A second study, also commissioned by the TJN, showed that by not taking these assets in offshore banks and the income they produce into consideration, all studies on economic inequality fail to present the correct picture. Inequality is even worse than we tend to believe, and these extreme imbalances between the rich and the poor have a very negative effect on social cohesion and the possibilities for economic growth.
At the end of my previous column, I asked the rhetorical question: What is new? Has there not always been enormous inequality in all societies? Is this a fact of life, whether one likes it or not, accepted by most people in the end as an unavoidable side effect of capitalism? Why would this new form of inequality, tax evasion, have a different effect on society than previous tricks by the super rich?
Most probably the impact of this kind of information on the extravagant behavior of the economic elite is smallest in societies where the economy has been growing strongly in the last decade and is expected to do so in the foreseeable future. In emerging economies such as China, Brazil and Turkey, the gap between the rich and the poor has never been as big as it is nowadays. Still, many poor and middle-class people are willing to accept this inequality because, overall, society as a whole has been growing together. It appears that the pie has been growing thanks to the contributions of the rich and therefore also the slices of the pie for the poor and those in the middle are now larger than they were in the past. So, why complain if almost everybody is profiting from the economic boom? Yes, there will be protests from the left and the trade unions against the uneven and often unfair distribution of the new wealth but, especially in conservative societies like Turkey, these will not have a decisive effect on government policies.

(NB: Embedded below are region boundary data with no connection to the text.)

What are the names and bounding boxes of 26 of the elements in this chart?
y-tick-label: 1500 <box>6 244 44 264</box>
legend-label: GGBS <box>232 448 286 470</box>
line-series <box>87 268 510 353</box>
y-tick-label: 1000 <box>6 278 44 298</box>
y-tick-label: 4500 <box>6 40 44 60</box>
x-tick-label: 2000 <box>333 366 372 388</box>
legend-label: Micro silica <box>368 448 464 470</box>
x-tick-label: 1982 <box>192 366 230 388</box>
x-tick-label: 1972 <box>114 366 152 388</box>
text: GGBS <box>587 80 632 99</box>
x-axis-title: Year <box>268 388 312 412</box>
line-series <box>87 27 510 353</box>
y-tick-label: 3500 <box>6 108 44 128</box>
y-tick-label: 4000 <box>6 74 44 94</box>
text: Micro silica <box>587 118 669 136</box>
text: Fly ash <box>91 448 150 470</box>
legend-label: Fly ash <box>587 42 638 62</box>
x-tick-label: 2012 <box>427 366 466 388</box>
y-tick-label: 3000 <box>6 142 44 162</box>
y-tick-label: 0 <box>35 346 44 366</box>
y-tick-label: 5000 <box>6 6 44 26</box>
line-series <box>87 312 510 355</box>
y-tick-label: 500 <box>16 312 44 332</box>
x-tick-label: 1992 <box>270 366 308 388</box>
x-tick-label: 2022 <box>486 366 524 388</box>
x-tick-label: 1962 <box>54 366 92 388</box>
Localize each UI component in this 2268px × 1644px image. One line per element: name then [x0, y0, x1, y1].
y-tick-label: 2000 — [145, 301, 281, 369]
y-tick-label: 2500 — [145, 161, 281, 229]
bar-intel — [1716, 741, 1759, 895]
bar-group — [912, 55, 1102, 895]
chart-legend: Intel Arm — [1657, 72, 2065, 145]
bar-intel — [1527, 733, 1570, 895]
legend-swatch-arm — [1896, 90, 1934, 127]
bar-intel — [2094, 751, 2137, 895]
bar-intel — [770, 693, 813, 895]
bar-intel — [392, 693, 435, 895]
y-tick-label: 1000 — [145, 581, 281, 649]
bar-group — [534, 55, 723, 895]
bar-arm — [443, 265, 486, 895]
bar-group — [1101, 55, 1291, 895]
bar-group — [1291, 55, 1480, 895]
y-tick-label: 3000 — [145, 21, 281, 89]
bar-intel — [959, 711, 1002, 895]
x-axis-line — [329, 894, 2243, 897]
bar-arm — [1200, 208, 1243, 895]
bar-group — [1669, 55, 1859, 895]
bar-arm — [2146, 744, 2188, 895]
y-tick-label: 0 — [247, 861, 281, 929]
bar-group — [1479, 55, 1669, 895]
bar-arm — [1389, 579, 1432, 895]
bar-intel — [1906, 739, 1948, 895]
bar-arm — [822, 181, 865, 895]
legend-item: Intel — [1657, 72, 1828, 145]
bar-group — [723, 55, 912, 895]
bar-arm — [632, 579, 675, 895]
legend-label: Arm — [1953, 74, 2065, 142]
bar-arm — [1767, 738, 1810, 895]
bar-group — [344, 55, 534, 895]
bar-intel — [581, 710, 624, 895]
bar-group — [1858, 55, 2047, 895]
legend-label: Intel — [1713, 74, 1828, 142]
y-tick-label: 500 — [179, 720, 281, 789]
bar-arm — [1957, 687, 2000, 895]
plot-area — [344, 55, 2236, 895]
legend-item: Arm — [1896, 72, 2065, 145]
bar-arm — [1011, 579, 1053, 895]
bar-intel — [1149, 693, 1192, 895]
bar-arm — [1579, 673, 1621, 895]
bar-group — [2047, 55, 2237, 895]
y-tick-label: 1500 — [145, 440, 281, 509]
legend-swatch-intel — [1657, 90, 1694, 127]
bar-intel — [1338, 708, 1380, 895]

On the contrary, in the US and Europe we are talking about a totally different ball game. As Nobel laureate Joseph E. Stiglitz and many others have stated, in the last decade in America all of the benefits of growth have gone to the top. The US has the highest level of inequality of any of the advanced countries and the resistance against it is growing. The Occupy movement may have failed as a social movement because it did not manage to escape from the margins, but their core message was supported by a majority of Americans. They agree that it is not acceptable for the top 1 percent of US income earners to capture 93 percent of income growth and that it is morally and politically indefensible to save big banks with public money but allow them to continue to pay huge bonuses to executives who have failed miserably. It is no coincidence that the presumptive Republican nominee for president, multi-millionaire and notorious tax evader Mitt Romney, has a big problem because he keeps refusing to publicize his tax records.
In most European countries, in order to get out of the euro crisis, people are currently being asked to give up part of their income and their privileges. A growing number of angry citizens have been unwilling to do so when they learn that bankers still get away with rewards paid from tax revenues. How will one convince middle class families to accept wage cuts if they read the TJN report on tax evasion?
After decades of affluence, many Europeans will have to take a step back economically, and most of them realize that it's probably inevitable. However, this will only be accepted by a majority if there are no big exceptions for the elite.
The problem is that, until now, this sentiment has mainly been voiced by populist parties whose solutions don't work (close the borders) or are counter-productive (leave the EU).
The moment has arrived for center-right and center-left politicians to show they understand that stable societies and productive economies cannot be built and maintained when the people and businesses that profit most are unwilling to contribute their fair share. To accept tax evasion and extreme inequality is a political choice that can and should be firmly rejected.